« Est et demeure pour compter de la date de signature de la présente décision, interdite sur l’ensemble de l’arrondissement de Yaoundé II, notamment à l’hôtel Massao, la cérémonie publique de mariage non déclarée prévue le vendredi 14 août 2020 par sieur Biloa Effa, officier du centre d’état civil secondaire de Messa Nkoaba’a en disgrâce », signe Mamadi Mahamat, le sous-préfet du deuxième arrondissement de Yaoundé, le 13 août 2020. Pour motiver sa décision, l’autorité administrative évoque : « défaut de déclaration de manifestation (cérémonie publique) ; défaut de qualité du secrétaire d’état civil, sieur Lewoua Valentin ; et défaut de publication de mariage ». Pour Mamadi Mahamat, « tout contrevenant aux dispositions de la décision s’expose aux sanctions prévues par la loi ».
La loi n°90/055 du 19 décembre 1990 fixant le régime des réunions et des manifestations publiques, en son article 6 stipule que : « sont soumis à. l’obligation de déclaration préalable, tous les cortèges, défilés, marches et rassemblements de personnes et, d’une manière générale, toutes les manifestations sur la voie publique ». D’autre part l’article 8 dispose : « le sous-préfet qui reçoit la déclaration en délivre immédiatement récépissé. Toutefois, s’il estime que la manifestation projetée est de nature à troubler gravement l’ordre public, il peut, le cas échéant : lui assigner un autre lieu ou un autre itinéraire ; interdire par arrêté qu’il notifie immédiatement au signataire de la déclaration au domicile élu ». En complément, l’article 231 du Code pénal dispose : « est puni d’un emprisonnement de quinze (15) jours à six (06) mois et d’une amende de cinq mille (5 000) à cent mille (100 000) francs. celui qui : participe à l’organisation d’une réunion publique qui n’a pas été préalablement déclarée ; fait une déclaration de nature à tromper les autorités sur les conditions ou l’objet de la réunion ; avant le dépôt de la déclaration ou après l’interdiction légale d’une manifestation, adresse, par quelque moyen que ce soit, une convocation pour y prendre part ; fait une déclaration incomplète ou inexacte de nature à tromper sur les conditions de la manifestation projetée.

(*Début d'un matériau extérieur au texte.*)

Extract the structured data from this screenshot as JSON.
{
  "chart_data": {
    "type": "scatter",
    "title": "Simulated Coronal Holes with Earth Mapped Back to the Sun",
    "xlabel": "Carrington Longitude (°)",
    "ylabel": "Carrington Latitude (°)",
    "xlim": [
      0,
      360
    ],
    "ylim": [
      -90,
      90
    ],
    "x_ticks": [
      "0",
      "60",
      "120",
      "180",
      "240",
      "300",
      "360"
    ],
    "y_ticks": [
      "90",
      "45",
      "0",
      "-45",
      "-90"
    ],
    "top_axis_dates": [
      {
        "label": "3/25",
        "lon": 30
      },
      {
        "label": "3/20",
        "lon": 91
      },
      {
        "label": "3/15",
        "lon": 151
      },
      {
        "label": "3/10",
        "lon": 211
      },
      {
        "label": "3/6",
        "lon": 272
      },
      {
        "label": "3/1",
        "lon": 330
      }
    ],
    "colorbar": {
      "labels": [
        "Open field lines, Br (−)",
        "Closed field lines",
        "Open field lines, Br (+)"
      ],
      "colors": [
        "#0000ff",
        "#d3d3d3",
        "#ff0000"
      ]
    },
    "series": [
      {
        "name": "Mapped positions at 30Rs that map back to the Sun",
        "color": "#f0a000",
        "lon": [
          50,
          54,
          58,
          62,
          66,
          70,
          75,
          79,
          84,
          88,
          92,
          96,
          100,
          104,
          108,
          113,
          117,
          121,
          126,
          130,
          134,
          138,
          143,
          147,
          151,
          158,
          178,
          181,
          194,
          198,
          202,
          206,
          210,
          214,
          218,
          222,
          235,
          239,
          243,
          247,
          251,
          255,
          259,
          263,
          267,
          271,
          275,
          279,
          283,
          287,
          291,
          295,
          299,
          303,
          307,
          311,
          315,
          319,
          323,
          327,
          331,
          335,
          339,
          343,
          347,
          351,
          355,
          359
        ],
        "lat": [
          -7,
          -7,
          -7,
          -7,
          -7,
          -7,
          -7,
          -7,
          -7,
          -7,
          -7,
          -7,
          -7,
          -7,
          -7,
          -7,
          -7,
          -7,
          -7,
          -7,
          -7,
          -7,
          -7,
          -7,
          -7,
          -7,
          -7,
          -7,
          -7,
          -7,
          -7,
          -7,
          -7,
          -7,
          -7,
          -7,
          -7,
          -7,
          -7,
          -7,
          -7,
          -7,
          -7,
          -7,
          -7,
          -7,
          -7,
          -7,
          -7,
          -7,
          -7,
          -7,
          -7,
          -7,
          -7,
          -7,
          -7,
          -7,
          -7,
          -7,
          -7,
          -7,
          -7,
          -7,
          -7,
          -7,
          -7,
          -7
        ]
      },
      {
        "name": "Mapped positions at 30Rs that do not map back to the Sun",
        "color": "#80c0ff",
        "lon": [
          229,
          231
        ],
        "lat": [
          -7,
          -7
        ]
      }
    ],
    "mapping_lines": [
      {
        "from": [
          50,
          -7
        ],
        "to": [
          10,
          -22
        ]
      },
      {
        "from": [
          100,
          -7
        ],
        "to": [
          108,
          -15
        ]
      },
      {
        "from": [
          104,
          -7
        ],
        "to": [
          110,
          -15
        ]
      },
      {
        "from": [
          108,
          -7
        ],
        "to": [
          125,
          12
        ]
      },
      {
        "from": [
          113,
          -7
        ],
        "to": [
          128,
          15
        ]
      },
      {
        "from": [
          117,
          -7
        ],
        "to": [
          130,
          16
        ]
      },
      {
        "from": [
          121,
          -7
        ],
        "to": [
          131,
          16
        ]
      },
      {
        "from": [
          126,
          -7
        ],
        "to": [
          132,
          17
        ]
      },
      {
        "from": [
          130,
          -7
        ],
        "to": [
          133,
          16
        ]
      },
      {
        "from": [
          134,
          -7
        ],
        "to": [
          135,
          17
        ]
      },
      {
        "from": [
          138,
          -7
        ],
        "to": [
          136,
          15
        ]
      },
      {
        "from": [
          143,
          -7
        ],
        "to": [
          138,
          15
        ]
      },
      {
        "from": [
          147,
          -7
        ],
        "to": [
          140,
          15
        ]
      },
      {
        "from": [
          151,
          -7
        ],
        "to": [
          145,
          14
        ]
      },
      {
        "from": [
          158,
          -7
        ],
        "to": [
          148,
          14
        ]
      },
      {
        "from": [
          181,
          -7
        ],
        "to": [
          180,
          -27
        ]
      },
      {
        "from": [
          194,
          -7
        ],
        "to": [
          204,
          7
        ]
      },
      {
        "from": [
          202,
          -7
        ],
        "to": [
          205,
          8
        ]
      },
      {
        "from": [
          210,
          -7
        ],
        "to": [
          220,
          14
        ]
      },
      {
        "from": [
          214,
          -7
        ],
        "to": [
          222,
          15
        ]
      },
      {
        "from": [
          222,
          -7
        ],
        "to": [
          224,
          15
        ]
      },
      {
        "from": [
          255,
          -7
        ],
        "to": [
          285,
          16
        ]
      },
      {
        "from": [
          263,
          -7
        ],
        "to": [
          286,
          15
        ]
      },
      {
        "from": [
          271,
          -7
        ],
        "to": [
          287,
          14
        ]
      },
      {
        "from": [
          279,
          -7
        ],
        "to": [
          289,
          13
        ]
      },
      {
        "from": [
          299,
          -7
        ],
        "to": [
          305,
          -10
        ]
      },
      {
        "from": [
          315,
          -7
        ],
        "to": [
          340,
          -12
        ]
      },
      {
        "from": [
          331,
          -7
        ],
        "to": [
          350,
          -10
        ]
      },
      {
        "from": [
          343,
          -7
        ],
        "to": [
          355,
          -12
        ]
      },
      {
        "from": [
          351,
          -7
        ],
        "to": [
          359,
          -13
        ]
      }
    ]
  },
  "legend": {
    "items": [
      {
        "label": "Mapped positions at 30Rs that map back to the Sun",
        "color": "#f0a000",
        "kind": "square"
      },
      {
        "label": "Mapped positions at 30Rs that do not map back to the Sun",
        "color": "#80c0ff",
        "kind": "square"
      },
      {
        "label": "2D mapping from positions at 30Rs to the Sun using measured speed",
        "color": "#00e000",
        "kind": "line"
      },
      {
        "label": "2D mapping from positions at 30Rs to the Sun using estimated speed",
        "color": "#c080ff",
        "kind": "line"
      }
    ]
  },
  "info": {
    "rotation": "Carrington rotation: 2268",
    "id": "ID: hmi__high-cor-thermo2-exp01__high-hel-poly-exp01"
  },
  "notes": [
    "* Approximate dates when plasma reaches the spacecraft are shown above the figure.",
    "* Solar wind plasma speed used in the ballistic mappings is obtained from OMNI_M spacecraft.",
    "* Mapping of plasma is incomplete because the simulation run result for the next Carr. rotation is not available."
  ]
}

Est puni des peines prévues à l’alinéa 1 ci-dessus, l’organisateur de toute manifestation publique sans déclaration requise ou après notification de l’interdiction légale ».
Le mariage du porte-parole du Mouvement pour la renaissance du Cameroun (MRC) avait-il été déclaré ? Le sous-préfet Mamadi Mahamat avait-il besoin de déployer toute l’artillerie observée autour de l’hôtel initialement prévu pour abriter ce mariage ? Pour L’ancien adjoint maire de la Commune de Yaoundé 6, Saint Eloi Bidoung, « lorsque le couple soumet son dossier, la mairie informe l’Etat et fait la publication de bans. Cette publication se fait 30 jours avant le mariage. Il arrive que cela se fasse à moins de 30 jours, mais le plus important est que ce préalable soit fait ». A la question de savoir si la mairie du deuxième arrondissement de Yaoundé a procédé à la publication de bans, la réponse est positive. Une publication dans ce sens barrait le babillard de l’Hôtel de ville de cette municipalité.
Le jour du mariage, « à l’attention de notre aimable clientèle, le mariage du 14/08/2020 à Massao Palace Hôtel est annulé », annonçait une affiche à l’entrée de l’hôtel quadrillé par des éléments de la Police et de la Gendarmerie. Le mariage a finalement été célébré en catimini. « M et Mme Bibou Nissack ce sont mariés ce 14 août 2020 entre 8H et 10H à la chefferie Messa Nkoaba’a. Le reste n’était que distraction », a réagi Nyëbë Edoa, un militant du MRC. « Nous sommes légalement mariés, sur une base inattaquable », a déclaré Bibou Nissack. Au final, plus de peur que de mal. Mamadi Mahamat, sous-préfet du deuxième arrondissement de Yaoundé voulait sans doute plaire à son patron, le ministre de l’administration territoriale, qui destitua Biloa Effa de ses fonctions de chef traditionnel de 3e degré, aux motifs d’insubordination, d’incitation à l’insurrection et de participation active à une manifestation politique non autorisé, le 6 décembre 2019.